The present day Samoan, however, denies that the bark was soaked beforehand as a necessary introduction to the scraping and beating of the bast. It is only done according to them when the bark cannot be dealt with immediately after it is brought in from the plantation. This occurred in past times when the paper mulberry was grown more extensively than now. When a large quantity of saplings matured at the same time, they were all cut to save the bark from becoming too old and thus useless for cloth. The bark was stripped and the bast separated (fofo'e). When the quantity of bast was too great to be scraped and beaten at once, it was stored away to await a convenient time. Before dealing with such stored bast which had become dry, it was soaked overnight in water if the fafai process of scraping was to be carried out on the following day. The scraping and beating were then exactly the same as that already described for the fresh bark. The material produced was termed u'a fa'apa'o'o to show that the u'a had been kept till it was dry instead of being beaten when fresh. The term pa'o'o means the dried gills of a fish such as the bonito which were used as a shark bait.

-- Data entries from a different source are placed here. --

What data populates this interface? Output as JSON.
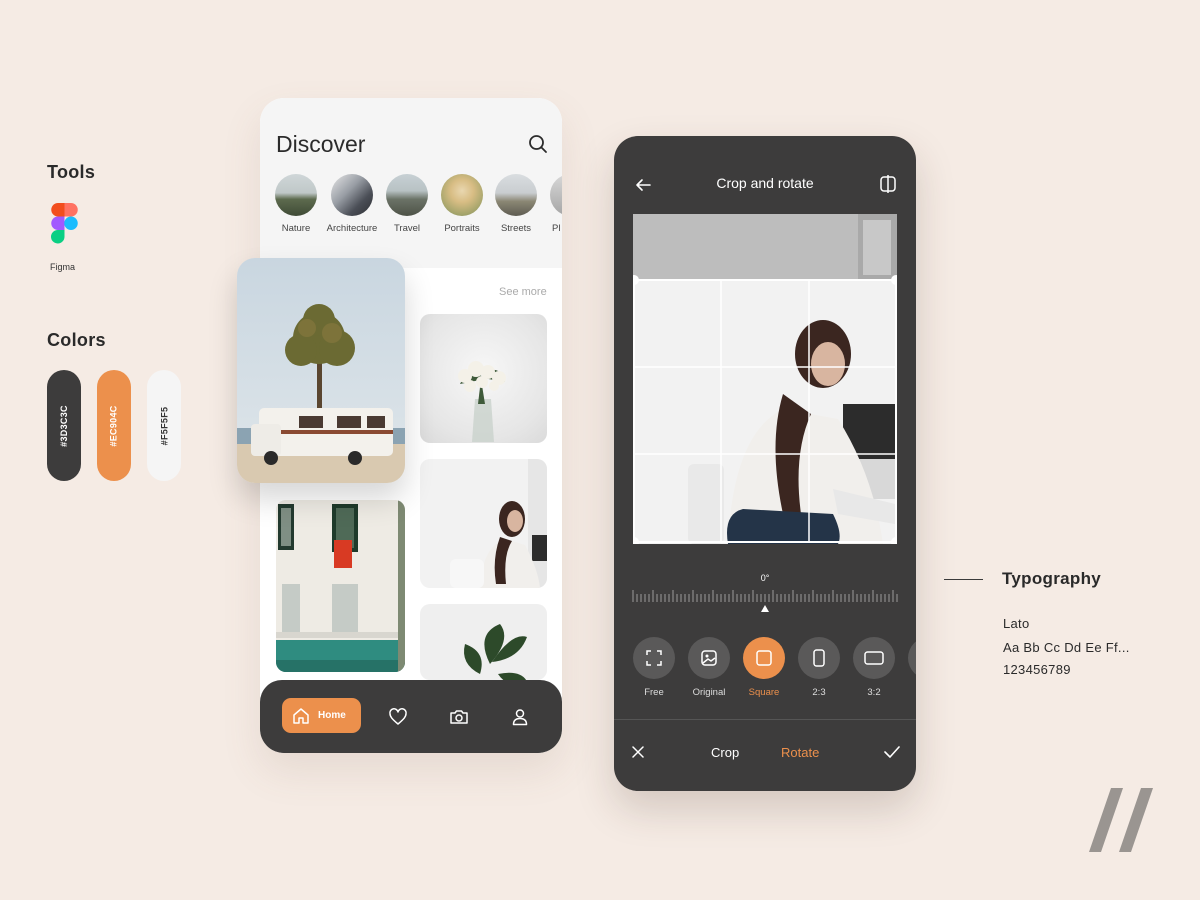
{
  "tools": {
    "title": "Tools",
    "items": [
      {
        "name": "Figma",
        "icon": "figma-logo"
      }
    ]
  },
  "colors": {
    "title": "Colors",
    "swatches": [
      {
        "hex": "#3D3C3C",
        "label": "#3D3C3C"
      },
      {
        "hex": "#EC904C",
        "label": "#EC904C"
      },
      {
        "hex": "#F5F5F5",
        "label": "#F5F5F5"
      }
    ]
  },
  "discover": {
    "title": "Discover",
    "search_icon": "search-icon",
    "categories": [
      {
        "label": "Nature"
      },
      {
        "label": "Architecture"
      },
      {
        "label": "Travel"
      },
      {
        "label": "Portraits"
      },
      {
        "label": "Streets"
      },
      {
        "label": "Pl"
      }
    ],
    "see_more": "See more",
    "tabbar": {
      "home_label": "Home",
      "icons": [
        "home-icon",
        "heart-icon",
        "camera-icon",
        "profile-icon"
      ]
    }
  },
  "editor": {
    "title": "Crop and rotate",
    "rotation": "0°",
    "tools": [
      {
        "label": "Free",
        "icon": "free-crop-icon",
        "active": false
      },
      {
        "label": "Original",
        "icon": "image-icon",
        "active": false
      },
      {
        "label": "Square",
        "icon": "square-icon",
        "active": true
      },
      {
        "label": "2:3",
        "icon": "portrait-ratio-icon",
        "active": false
      },
      {
        "label": "3:2",
        "icon": "landscape-ratio-icon",
        "active": false
      }
    ],
    "bottom": {
      "crop": "Crop",
      "rotate": "Rotate"
    }
  },
  "typography": {
    "title": "Typography",
    "font": "Lato",
    "sample_letters": "Aa Bb Cc Dd Ee Ff...",
    "sample_numbers": "123456789"
  },
  "accent": "#EC904C"
}
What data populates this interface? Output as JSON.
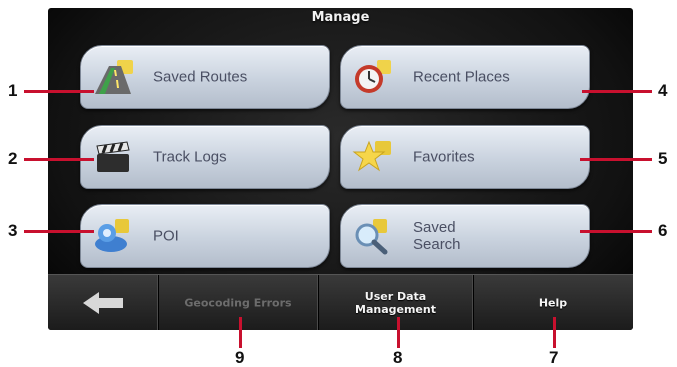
{
  "screen": {
    "title": "Manage",
    "tiles": [
      {
        "label": "Saved Routes",
        "icon": "road-icon"
      },
      {
        "label": "Recent Places",
        "icon": "clock-icon"
      },
      {
        "label": "Track Logs",
        "icon": "clapperboard-icon"
      },
      {
        "label": "Favorites",
        "icon": "star-icon"
      },
      {
        "label": "POI",
        "icon": "poi-icon"
      },
      {
        "label": "Saved\nSearch",
        "icon": "magnifier-icon"
      }
    ],
    "bottom_bar": {
      "back_icon": "back-arrow-icon",
      "geocoding_errors": "Geocoding Errors",
      "user_data_management": "User Data\nManagement",
      "help": "Help"
    }
  },
  "callouts": [
    "1",
    "2",
    "3",
    "4",
    "5",
    "6",
    "7",
    "8",
    "9"
  ],
  "colors": {
    "callout_line": "#c8102e",
    "tile_text": "#4a4f63"
  }
}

The Cook Islanders soaked the separated bast for twenty-four hours in water before beating it. Pritchard had been British Consul in Tahiti before going to Samoa and he may have confused the technique of that area with that of Samoa.
Joining technique. In the now prevailing technique, the individual sheets obtained from each strip of bast are stretched by the lelenga process before they are dried. They are joined together with arrowroot or other material after having been dried.
Pritchard (24, p. 130) again gives a different method as follows:
The bark is procured from the plant in strips of three, four or five inches wide, but by scraping and beating it is spread out to some ten inches, and made so thin that it is quite transparent. Several pieces are then put together, over each other, according to the thickness of the cloth required, arrowroot being used to make them stick together. The strips are then put together in widths to suit the purpose and beaten again, until they are made into one. The whole is then dried in the sun.
Again one cannot help thinking that confusion in the detail of Samoan technique has occurred through unconsciously transferring ideas formed in another area, or general deductions made through not carefully observing each detail in its proper sequence. The latter contingency would arise in regard to cloth making with any general observer who was not forced by special circumstances to carefully record the technical details of each stage in the manufacture.